Search

Lebaran di Masjid Lautze: Rumah Para Mualaf

Jakarta, CNN Indonesia -- Bila ada satu masjid yang bisa disebut rumah bagi para mualaf (sebutan untuk pemeluk yang baru masuk Islam), maka itu adalah masjid Lautze, Jakarta.

Meski disebut masjid, bangunan Lautze tak seperti rumah ibadah muslim pada umumnya. Masjid Lautze tak memiliki kubah atau menara.

Masjid Lautze terletak di deretan ruko di bilangan Sawah Besar, Jakarta Pusat. Masjid yang terletak di jalan Lautze nomor 87-89, Pasar Baru, ini bercorak merah-kuning khas rumah ibadah Konghucu.
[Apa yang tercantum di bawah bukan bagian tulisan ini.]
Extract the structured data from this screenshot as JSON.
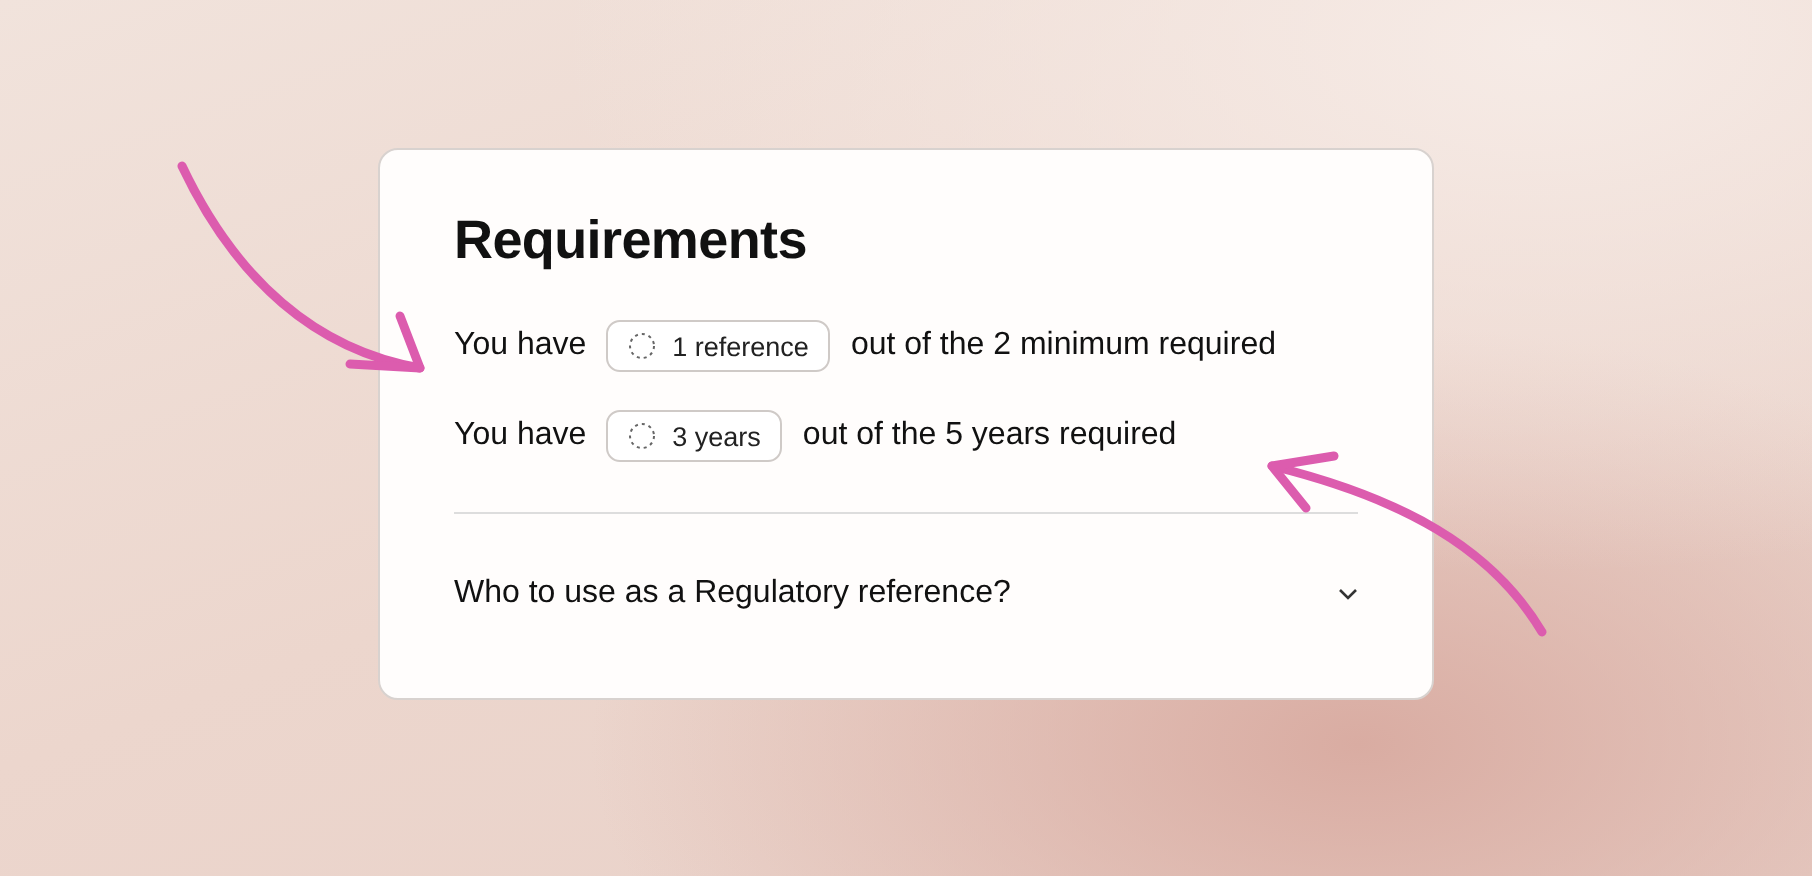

Bangunan masjid berlantai tiga itu sengaja didirikan di tengah-tengah permukiman etnis Tionghoa. Tujuannya tak lain untuk memperkenalkan nilai-nilai Islam kepada warga Tionghoa yang sudah lebih dulu tinggal di sana.

Masjid ini dinaungi oleh Yayasan Haji Karim Oei. Ali Karim Oei (60), ketua yayasan tersebut menyatakan masjid ini adalah jawaban dari pembauran penduduk Tionghoa dengan pribumi yang tidak berhasil di masa lalu.

Ali menilai, jika tak ada upaya lebih lanjut, sekat sosial di antara dua komunitas akan tetap ada. Hal ini malah akan merugikan komunitas Tionghoa itu sendiri. Itu sebabnya pada 1991, Karim Oei, ayah Ali, mendirikan masjid Lautze.

Ia mengatakan, dari dulu sampai sekarang, etnis Tionghoa masih banyak yang mengaggap sebagai orang asing di Indonesia. 

"Sementara orang Arab baru datang tangannya langsung dicium," ujar Ali berkelakar.

Ia membandingkan keadaan di Indonesia dengan negara seperti Filipina dan Thailand yang juga memiliki penduduk beretnis Tionghoa. Menurutnya warga Tionghoa di kedua negara itu relatif lebih aman karena mereka melebur di agama mayoritas, Budha atau Nasrani. Sementara di Indonesia, hal seperti itu sulit terjadi.

Untuk itu, masjid Lautze dibuat untuk mendorong pengertian nilai-nilai Islam di tengah masyarakat keturunan Tionghoa. Seperti diketahui, warga keturunan Tionghoa di Indonesia lebih umum dikenal memeluk keyakinan Nasrani dan Buddha.

Magnet Bagi Pencari Tuhan

Keterbukaan dan toleransi jadi nilai yang paling menonjol dari masjid Lautze. Sifat itu pula yang membuat masjid Lautze seakan magnet bagi orang asing yang ingin belajar Islam dari nol.

Eko Tan adalah salah satu contoh tersebut. Pria keturunan Tionghoa ini datang pertama kali pada 2013 lalu. Melalui pengalaman pribadi yang ia alami, ia mendalami Islam di Lautze.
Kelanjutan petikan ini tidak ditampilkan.